The CRL was founded in 2011 at the UNSW School of Art & Design by current director Professor Mari Velonaki, as part of her vision to create technological systems that improve and enhance the human experience.
CRL’s multidisciplinary prototyping and testing space is used by UNSW researchers, students and industry partners. The CRL utilises its sister facility, the ARC funded National Facility for Human-Robot Interaction Research, for the evaluation of prototypes developed in the CRL in a high-resolution state-of-the-art testing environment, purpose-designed to unobtrusively capture complex data sets of people interacting with robots and other technological systems.

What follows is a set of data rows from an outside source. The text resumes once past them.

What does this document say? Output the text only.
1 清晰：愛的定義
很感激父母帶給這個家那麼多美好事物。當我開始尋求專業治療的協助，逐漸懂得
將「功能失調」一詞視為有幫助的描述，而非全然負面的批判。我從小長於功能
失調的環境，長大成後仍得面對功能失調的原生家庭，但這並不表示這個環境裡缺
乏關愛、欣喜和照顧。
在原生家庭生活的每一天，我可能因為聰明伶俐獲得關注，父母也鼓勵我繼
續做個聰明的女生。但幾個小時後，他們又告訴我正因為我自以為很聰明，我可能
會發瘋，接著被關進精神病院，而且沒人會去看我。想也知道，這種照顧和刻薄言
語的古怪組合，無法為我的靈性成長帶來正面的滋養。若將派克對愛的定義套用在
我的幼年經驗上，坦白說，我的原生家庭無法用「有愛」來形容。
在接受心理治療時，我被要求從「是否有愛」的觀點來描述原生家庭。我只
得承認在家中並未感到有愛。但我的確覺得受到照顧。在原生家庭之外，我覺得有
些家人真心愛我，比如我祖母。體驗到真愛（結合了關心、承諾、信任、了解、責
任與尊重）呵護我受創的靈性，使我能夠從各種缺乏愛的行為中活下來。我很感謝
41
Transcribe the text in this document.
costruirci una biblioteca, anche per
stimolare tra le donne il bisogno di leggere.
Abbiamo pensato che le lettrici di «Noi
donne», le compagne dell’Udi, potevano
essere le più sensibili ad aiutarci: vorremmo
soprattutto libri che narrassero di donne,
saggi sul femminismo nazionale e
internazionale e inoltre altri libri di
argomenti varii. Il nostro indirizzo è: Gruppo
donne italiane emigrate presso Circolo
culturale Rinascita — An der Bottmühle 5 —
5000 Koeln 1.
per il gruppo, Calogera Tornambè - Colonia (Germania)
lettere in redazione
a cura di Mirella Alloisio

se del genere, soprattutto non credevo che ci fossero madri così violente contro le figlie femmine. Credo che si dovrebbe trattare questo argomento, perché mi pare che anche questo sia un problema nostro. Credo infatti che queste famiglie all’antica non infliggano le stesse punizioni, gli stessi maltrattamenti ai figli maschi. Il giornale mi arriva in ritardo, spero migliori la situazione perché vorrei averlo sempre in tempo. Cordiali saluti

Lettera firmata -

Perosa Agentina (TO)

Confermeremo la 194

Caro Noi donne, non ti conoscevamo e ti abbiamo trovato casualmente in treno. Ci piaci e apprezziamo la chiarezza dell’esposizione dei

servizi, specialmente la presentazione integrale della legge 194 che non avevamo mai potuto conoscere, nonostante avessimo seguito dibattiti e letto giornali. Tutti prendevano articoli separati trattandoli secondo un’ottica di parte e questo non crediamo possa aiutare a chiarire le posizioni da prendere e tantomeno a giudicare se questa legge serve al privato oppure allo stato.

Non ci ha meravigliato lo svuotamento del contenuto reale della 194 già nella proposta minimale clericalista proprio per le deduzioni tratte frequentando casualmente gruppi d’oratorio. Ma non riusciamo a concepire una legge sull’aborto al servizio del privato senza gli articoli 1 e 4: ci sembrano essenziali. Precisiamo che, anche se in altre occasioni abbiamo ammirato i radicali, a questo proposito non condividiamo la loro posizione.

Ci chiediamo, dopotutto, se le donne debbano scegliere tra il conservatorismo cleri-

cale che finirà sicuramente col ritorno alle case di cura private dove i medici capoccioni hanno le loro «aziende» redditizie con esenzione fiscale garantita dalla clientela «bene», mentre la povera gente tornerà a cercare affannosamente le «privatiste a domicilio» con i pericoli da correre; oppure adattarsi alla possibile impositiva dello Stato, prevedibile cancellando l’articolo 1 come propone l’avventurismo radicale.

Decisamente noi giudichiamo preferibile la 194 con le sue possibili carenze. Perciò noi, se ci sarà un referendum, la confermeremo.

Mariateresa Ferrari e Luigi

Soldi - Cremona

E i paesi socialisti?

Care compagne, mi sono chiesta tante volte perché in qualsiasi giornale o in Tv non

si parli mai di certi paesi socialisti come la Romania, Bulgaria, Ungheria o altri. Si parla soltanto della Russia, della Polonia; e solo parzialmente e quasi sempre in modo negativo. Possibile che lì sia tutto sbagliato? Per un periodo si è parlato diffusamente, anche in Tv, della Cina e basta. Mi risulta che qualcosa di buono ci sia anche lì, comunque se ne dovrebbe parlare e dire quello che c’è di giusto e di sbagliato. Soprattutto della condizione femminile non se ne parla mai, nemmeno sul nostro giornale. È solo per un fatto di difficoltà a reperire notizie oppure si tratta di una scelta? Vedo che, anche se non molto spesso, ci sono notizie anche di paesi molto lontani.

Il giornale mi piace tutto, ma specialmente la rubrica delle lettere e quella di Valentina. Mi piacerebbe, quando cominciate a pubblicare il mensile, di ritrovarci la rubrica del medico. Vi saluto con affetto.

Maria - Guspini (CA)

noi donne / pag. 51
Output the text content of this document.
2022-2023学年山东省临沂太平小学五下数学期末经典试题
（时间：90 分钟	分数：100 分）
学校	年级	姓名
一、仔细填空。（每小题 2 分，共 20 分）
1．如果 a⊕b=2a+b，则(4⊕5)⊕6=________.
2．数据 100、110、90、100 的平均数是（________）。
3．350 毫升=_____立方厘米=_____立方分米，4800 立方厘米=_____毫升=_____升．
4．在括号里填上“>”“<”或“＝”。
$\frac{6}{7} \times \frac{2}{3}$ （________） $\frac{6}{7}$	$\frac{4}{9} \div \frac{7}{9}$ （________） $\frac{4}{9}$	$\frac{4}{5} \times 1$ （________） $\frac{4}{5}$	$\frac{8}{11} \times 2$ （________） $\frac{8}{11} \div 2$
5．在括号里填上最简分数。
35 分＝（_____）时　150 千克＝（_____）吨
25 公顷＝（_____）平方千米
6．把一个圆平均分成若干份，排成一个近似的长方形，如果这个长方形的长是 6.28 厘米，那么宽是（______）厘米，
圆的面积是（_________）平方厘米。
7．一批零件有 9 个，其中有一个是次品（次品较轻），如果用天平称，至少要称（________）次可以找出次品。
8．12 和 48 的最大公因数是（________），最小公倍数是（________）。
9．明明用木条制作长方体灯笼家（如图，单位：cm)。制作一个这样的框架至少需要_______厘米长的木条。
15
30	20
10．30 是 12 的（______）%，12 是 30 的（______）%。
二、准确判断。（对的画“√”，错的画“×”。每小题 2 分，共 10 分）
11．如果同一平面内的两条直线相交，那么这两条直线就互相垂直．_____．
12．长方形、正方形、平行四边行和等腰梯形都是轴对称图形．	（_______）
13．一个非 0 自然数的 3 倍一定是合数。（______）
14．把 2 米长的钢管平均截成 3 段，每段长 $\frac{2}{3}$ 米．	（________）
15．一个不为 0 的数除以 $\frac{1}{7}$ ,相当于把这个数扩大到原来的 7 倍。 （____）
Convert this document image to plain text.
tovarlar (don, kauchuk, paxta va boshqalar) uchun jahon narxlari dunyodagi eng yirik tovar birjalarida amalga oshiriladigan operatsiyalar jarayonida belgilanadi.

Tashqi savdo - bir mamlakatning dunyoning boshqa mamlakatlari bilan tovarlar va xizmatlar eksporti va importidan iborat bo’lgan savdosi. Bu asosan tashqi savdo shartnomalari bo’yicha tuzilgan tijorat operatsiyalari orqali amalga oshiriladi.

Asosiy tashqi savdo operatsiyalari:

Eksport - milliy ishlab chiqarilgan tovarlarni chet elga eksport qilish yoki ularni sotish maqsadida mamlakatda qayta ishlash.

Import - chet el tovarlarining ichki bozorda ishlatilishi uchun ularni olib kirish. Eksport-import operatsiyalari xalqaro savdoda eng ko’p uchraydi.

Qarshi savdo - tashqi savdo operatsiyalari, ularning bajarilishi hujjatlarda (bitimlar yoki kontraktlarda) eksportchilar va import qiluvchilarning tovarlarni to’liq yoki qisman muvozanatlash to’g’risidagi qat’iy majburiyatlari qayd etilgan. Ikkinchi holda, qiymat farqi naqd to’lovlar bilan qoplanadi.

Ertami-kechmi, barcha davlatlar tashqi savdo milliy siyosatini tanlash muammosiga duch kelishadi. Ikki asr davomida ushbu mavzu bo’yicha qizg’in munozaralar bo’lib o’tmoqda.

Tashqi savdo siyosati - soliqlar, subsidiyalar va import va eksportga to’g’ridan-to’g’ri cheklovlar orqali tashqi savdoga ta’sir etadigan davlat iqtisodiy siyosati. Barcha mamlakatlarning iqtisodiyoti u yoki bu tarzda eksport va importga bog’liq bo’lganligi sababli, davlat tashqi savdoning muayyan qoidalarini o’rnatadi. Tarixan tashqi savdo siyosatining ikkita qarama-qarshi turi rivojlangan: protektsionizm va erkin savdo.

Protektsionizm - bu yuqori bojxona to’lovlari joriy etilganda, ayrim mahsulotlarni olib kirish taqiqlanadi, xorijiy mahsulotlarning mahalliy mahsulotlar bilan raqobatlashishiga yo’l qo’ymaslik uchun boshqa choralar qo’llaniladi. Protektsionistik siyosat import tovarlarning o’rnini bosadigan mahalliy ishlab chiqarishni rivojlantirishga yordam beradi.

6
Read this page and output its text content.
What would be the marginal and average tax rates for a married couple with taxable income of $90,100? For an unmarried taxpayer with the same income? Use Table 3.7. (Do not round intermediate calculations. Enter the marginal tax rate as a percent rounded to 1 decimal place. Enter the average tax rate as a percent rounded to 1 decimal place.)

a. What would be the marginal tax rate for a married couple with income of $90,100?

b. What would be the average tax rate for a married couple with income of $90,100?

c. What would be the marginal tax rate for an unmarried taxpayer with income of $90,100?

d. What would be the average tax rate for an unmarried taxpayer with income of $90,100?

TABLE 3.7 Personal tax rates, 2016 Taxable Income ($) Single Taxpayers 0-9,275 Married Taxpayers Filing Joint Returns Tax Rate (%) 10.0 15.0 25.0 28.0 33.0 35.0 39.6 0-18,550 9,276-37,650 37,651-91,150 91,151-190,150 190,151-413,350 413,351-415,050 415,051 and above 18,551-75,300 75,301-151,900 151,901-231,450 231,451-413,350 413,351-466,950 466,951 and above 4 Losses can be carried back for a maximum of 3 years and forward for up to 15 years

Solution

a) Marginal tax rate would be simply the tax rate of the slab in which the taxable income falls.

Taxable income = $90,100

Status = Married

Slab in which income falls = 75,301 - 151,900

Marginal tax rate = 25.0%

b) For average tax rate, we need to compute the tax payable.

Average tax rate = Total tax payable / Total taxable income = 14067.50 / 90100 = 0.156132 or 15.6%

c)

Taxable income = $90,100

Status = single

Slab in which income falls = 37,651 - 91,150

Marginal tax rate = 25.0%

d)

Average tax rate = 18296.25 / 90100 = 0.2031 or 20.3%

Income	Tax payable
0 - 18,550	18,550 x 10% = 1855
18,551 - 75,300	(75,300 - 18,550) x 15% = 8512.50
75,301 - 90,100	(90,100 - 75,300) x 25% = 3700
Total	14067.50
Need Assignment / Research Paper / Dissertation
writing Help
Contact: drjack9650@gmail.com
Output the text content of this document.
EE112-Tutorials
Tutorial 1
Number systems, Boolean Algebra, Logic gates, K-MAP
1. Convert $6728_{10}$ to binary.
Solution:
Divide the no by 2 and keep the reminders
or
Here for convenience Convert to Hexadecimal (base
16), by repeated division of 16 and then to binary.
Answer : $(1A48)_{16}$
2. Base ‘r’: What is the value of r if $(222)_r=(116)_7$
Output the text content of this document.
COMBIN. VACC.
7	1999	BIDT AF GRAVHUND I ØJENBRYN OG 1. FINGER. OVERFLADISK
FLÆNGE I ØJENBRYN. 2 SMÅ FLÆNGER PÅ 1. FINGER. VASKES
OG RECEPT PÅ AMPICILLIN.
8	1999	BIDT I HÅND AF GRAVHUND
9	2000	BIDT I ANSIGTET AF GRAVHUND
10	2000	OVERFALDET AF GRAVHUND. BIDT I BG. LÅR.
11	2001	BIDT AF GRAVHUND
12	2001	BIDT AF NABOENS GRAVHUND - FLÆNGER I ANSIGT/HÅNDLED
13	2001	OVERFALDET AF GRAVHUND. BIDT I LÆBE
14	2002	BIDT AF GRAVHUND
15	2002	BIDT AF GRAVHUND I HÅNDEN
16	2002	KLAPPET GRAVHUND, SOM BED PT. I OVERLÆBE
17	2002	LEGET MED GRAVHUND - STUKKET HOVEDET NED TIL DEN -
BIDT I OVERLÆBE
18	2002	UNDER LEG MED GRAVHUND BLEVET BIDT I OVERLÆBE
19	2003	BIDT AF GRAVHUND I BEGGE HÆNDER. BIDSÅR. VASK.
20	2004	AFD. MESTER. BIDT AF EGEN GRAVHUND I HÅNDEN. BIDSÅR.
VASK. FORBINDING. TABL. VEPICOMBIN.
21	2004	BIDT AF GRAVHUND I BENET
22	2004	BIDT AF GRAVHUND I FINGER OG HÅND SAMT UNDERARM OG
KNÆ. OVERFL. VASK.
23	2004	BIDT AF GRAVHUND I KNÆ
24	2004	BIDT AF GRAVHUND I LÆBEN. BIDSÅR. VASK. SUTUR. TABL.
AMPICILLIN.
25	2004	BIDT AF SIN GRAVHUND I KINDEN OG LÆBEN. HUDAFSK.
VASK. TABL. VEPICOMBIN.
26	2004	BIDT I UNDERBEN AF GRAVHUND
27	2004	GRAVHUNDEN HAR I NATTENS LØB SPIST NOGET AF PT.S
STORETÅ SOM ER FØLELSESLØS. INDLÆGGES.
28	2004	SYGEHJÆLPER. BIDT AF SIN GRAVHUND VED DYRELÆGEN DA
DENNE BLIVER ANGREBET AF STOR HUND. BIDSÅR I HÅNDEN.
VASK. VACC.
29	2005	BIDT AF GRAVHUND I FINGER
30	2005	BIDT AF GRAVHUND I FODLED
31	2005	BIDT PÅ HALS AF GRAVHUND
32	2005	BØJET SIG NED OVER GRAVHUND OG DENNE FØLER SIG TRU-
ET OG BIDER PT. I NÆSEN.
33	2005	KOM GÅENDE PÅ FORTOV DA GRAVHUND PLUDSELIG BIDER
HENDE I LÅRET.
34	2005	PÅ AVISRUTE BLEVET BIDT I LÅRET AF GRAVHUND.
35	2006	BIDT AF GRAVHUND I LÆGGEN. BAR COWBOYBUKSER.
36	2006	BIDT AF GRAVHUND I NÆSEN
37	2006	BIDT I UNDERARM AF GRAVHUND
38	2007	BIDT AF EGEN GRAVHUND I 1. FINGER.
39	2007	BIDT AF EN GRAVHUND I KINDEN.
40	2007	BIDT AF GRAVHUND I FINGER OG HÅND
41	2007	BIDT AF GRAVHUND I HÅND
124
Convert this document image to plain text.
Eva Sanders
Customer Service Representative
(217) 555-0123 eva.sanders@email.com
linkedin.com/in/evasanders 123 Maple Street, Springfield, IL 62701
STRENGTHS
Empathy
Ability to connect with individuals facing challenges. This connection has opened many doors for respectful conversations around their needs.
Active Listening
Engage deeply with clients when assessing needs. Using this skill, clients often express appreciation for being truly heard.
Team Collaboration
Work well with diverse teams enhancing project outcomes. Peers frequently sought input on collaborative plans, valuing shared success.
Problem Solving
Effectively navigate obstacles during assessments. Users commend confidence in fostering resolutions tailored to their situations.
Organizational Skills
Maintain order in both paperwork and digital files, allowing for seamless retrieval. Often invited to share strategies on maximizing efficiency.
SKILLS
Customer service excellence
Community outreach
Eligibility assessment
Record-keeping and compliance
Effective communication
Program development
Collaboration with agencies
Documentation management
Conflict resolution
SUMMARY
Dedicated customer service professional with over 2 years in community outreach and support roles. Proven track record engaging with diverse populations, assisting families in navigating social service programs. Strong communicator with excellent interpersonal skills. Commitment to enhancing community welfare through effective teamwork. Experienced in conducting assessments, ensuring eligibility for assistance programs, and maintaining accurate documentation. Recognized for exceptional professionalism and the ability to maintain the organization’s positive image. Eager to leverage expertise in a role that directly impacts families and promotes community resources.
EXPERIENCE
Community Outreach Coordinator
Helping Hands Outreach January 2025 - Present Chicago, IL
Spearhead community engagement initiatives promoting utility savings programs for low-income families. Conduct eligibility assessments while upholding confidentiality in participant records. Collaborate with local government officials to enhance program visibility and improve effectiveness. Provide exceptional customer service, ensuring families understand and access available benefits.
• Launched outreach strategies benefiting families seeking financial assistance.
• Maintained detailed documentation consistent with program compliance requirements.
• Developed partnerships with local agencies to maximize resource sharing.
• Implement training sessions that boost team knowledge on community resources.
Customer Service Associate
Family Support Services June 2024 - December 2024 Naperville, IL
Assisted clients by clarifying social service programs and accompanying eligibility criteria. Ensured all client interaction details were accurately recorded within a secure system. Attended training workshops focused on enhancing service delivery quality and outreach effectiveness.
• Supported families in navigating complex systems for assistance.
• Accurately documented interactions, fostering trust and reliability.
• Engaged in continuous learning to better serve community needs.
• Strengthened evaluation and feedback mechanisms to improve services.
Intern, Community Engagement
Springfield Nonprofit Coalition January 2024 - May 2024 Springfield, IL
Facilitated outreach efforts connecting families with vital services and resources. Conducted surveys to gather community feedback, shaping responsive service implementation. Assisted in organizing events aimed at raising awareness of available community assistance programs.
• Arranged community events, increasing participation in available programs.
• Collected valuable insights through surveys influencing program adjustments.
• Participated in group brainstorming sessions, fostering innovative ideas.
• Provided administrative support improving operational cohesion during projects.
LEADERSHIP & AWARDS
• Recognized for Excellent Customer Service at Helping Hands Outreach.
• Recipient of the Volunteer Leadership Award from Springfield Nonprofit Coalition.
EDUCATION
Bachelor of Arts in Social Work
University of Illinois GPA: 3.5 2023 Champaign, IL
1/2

The National Facility for Human-Robot Interaction Research
The National Facility for Human-Robot Interaction Research is a multi-institutional research facility designed to unobtrusively monitor human behaviour in a large, repurposable experimental space.
State-of-the-art sensors are concealed in the experiment space allowing unobtrusive measurement of human physical attributes such as location and limb position. Internal states such as affect and intent can then be inferred from the physical measurements. The streams of time-stamped data can then selectively be logged to computer disk and/or used in real time to control technological devices in the experiment space.
The Facility is available for academic or commercial collaborative or contract research and for social purposes. There is no comparable facility for HRI research worldwide.